Table 1. Results from calibration of heat pumps. The deviation calculated is difference in energy during the simulated period. The deviation before calibration is quite different among the heat pumps. After the calibration the deviation is less than 1% for all cases.


Heat pump 1

Heat pump 2

Heat pump 3

Evaporator energy

Uncalibrated, %




Calibrated, %




Compressor energy

Uncalibrated, %




Calibrated, %





Figure 3. An example of model behavior before and after calibration. The catalog data implied better performance at part load than the actual performance.

Step 5. Plant simulation for verification of performance

The final step in this study was to see if the simulation of the entire plant could match the reality. To do this, two cases was studied. In Case 1, the plant was controlled by measured signals and in Case 2, the plant was controlled using a simulated control based on information from the control description. As driving data for the simulation, the return temperature and mass flow from the heating circuit and the cooling circuit are used. To verify the performance, the measured heating and cooling power are used to compare the simulation result with the measurements. In Figure 1, the simulated plant is shown.

In Case 1, the simulation is performed using measured signals to control the plant. In Figure 1, at each point where “Ctrl” is written in blue, a signal from the measurements is used. The signals used are control signals to the heat pumps and valves and where available the actual fluid flow. The fluid flow is available at each point where an energy meter is located, see Figure 1. The comparison of delivered heat and cooling between measurements and simulation is shown in Figure 4. The mean error during the simulated period is 5.1% for delivered heat and 1.4% for delivered cooling. Due to measurement problems the compressor power was only logged from April 3rd. The mean error during this period was 6.6%. A more detailed analysis shows that the larger errors occur at small compressor powers.

In Case 2, the simulation is performed using simulated control. However, the actual setpoint signals for the supply temperature for heating and cooling are used in the control. In the results below shown in Figure 4, the error is less than in Case 1. The mean error during the simulated period is −0.7% for delivered heat and 1.3% for delivered cooling This is due to the simulated control that corrects for some of the modelling faults.

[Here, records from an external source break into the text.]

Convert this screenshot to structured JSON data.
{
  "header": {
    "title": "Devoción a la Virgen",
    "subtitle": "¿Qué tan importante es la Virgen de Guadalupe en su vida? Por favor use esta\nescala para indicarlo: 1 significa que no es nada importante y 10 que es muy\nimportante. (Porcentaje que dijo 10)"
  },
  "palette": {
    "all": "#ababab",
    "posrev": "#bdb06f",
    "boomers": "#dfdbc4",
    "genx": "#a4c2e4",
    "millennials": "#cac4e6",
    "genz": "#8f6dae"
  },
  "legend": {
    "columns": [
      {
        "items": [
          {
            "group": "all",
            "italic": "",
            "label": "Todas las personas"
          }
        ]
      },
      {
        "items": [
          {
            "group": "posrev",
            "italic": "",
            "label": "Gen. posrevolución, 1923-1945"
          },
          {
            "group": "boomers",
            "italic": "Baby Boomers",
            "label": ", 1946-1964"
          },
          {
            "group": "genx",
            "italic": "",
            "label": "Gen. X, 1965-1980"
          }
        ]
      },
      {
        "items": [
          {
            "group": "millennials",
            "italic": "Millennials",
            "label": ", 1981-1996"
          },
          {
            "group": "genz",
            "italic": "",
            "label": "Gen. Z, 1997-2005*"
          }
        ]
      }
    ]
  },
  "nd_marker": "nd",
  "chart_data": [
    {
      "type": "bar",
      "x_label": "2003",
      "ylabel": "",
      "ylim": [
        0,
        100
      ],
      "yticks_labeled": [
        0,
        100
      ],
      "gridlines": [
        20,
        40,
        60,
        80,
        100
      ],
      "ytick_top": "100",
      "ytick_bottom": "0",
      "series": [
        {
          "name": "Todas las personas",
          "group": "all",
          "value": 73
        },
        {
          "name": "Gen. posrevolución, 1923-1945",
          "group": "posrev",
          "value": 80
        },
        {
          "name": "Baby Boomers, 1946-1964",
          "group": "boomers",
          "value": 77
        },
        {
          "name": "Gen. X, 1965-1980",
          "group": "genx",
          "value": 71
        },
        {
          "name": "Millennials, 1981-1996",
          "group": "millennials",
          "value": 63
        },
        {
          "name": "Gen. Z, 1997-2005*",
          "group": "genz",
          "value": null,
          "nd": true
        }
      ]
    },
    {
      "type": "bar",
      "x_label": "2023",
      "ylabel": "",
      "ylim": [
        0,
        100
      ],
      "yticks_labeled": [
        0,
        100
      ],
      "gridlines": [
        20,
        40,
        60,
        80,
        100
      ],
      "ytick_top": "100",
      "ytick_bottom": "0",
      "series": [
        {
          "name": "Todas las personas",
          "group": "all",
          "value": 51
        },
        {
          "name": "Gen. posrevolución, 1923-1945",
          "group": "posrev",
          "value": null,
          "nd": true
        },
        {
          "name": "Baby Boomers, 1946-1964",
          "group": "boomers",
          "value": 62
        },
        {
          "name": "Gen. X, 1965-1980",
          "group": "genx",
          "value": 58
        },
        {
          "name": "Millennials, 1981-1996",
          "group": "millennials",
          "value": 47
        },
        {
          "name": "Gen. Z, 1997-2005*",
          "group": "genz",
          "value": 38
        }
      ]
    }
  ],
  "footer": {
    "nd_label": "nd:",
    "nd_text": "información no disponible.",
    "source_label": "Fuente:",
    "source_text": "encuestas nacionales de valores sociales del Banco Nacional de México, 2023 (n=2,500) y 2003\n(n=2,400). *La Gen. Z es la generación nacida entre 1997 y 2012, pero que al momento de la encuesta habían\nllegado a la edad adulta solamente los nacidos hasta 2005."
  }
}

Figure 4. The graphs show the daily mean of the supplied heating and cooling from the plant. Red is measured data. Green represent Case 1 and blue Case 2.

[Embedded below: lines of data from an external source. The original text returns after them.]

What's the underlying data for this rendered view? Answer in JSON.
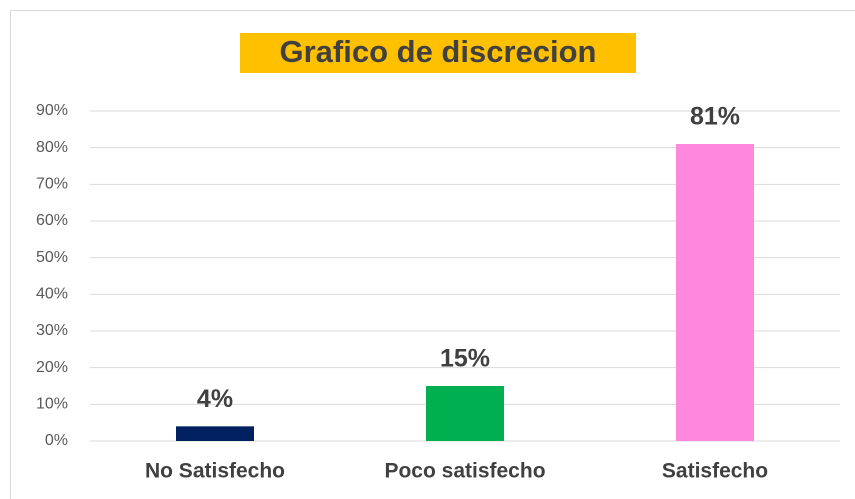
{
  "chart_data": {
    "type": "bar",
    "title": "Grafico de discrecion",
    "categories": [
      "No Satisfecho",
      "Poco satisfecho",
      "Satisfecho"
    ],
    "values": [
      4,
      15,
      81
    ],
    "value_labels": [
      "4%",
      "15%",
      "81%"
    ],
    "colors": [
      "#002060",
      "#00b050",
      "#ff88dd"
    ],
    "ylim": [
      0,
      90
    ],
    "yticks": [
      {
        "value": 0,
        "label": "0%"
      },
      {
        "value": 10,
        "label": "10%"
      },
      {
        "value": 20,
        "label": "20%"
      },
      {
        "value": 30,
        "label": "30%"
      },
      {
        "value": 40,
        "label": "40%"
      },
      {
        "value": 50,
        "label": "50%"
      },
      {
        "value": 60,
        "label": "60%"
      },
      {
        "value": 70,
        "label": "70%"
      },
      {
        "value": 80,
        "label": "80%"
      },
      {
        "value": 90,
        "label": "90%"
      }
    ],
    "grid": true
  }
}
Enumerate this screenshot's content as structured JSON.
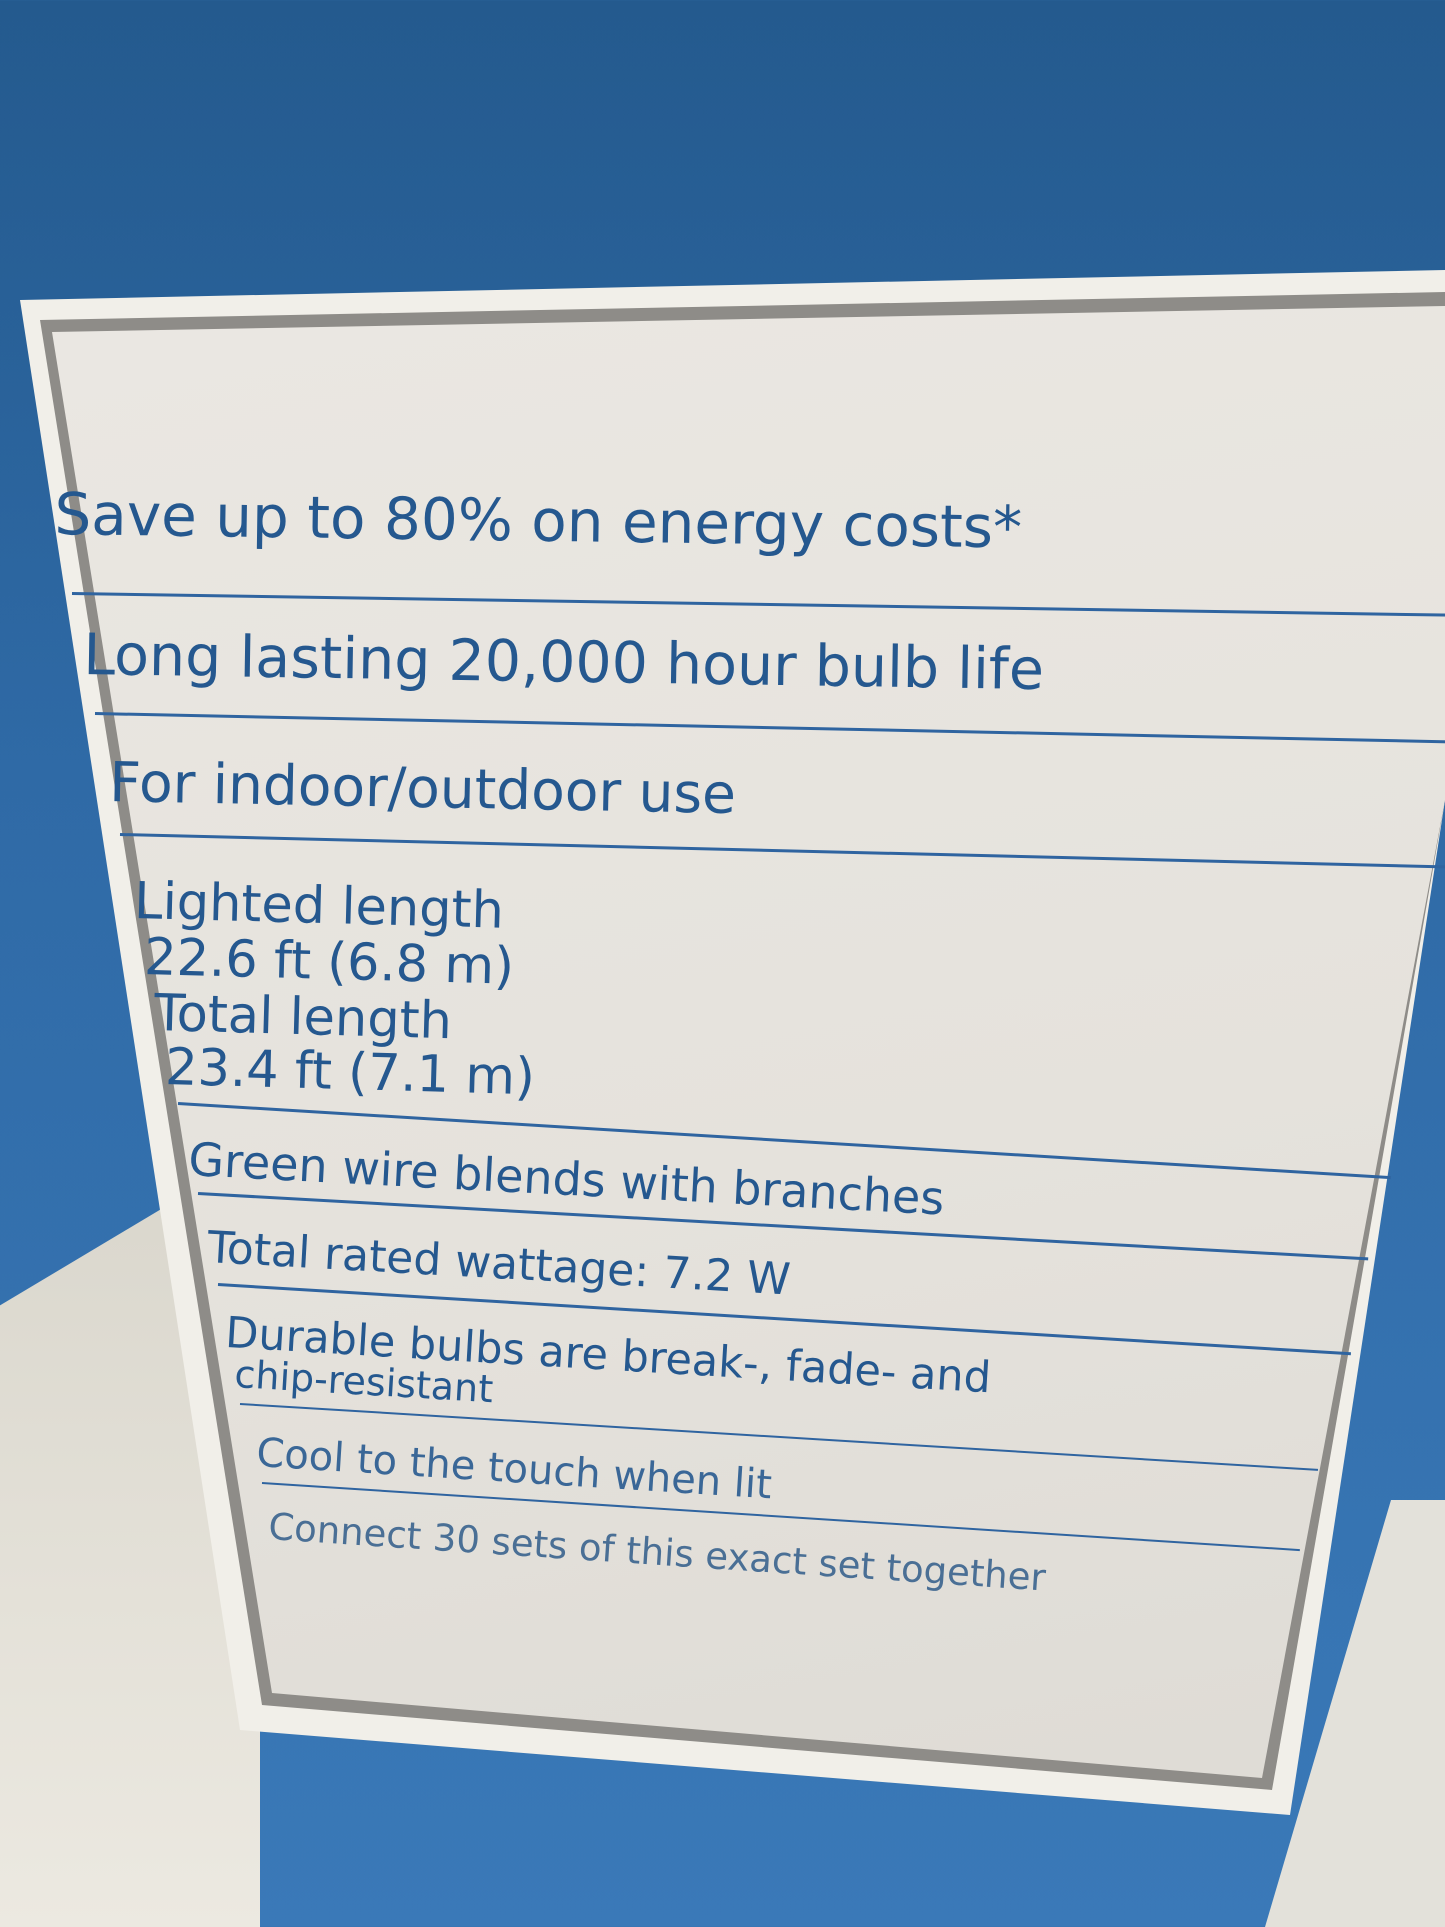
{
  "features": [
    "Save up to 80% on energy costs*",
    "Long lasting 20,000 hour bulb life",
    "For indoor/outdoor use"
  ],
  "lengths": {
    "lighted_label": "Lighted length",
    "lighted_value": "22.6 ft (6.8 m)",
    "total_label": "Total length",
    "total_value": "23.4 ft (7.1 m)"
  },
  "details": [
    "Green wire blends with branches",
    "Total rated wattage: 7.2 W",
    "Durable bulbs are break-, fade- and",
    "chip-resistant",
    "Cool to the touch when lit",
    "Connect 30 sets of this exact set together"
  ],
  "colors": {
    "box_blue": "#2f6aa6",
    "panel": "#e8e5df",
    "text": "#25588f"
  }
}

Was a calibration of the subsystems really needed? To answer that question a complimentary simulation was performed equal to Case 1 with measured signals as control but leaving the heat pumps uncalibrated. The deviation during the simulation period regarding heat delivered from the plant is 18%, it can be seen quite clear in Figure 5. The compressor energy of April had an 8% error which is similar as with the calibrated model. This implies a better COP in the model than the measurements.

Figure 5. Results comparing the case with uncalibrated heat pumps to the measurements.


The result states that it is possible to create reliable simulation models of small district plants using IDA ICE and the model provides a perfect test bench for alternative controls. In this kind of system where a measured load is used, the driving data for plant simulation must contain the return temperature otherwise the temperature level of the system may drift. As heat pumps have internal control, a simulation model needs calibration to capture their real performance.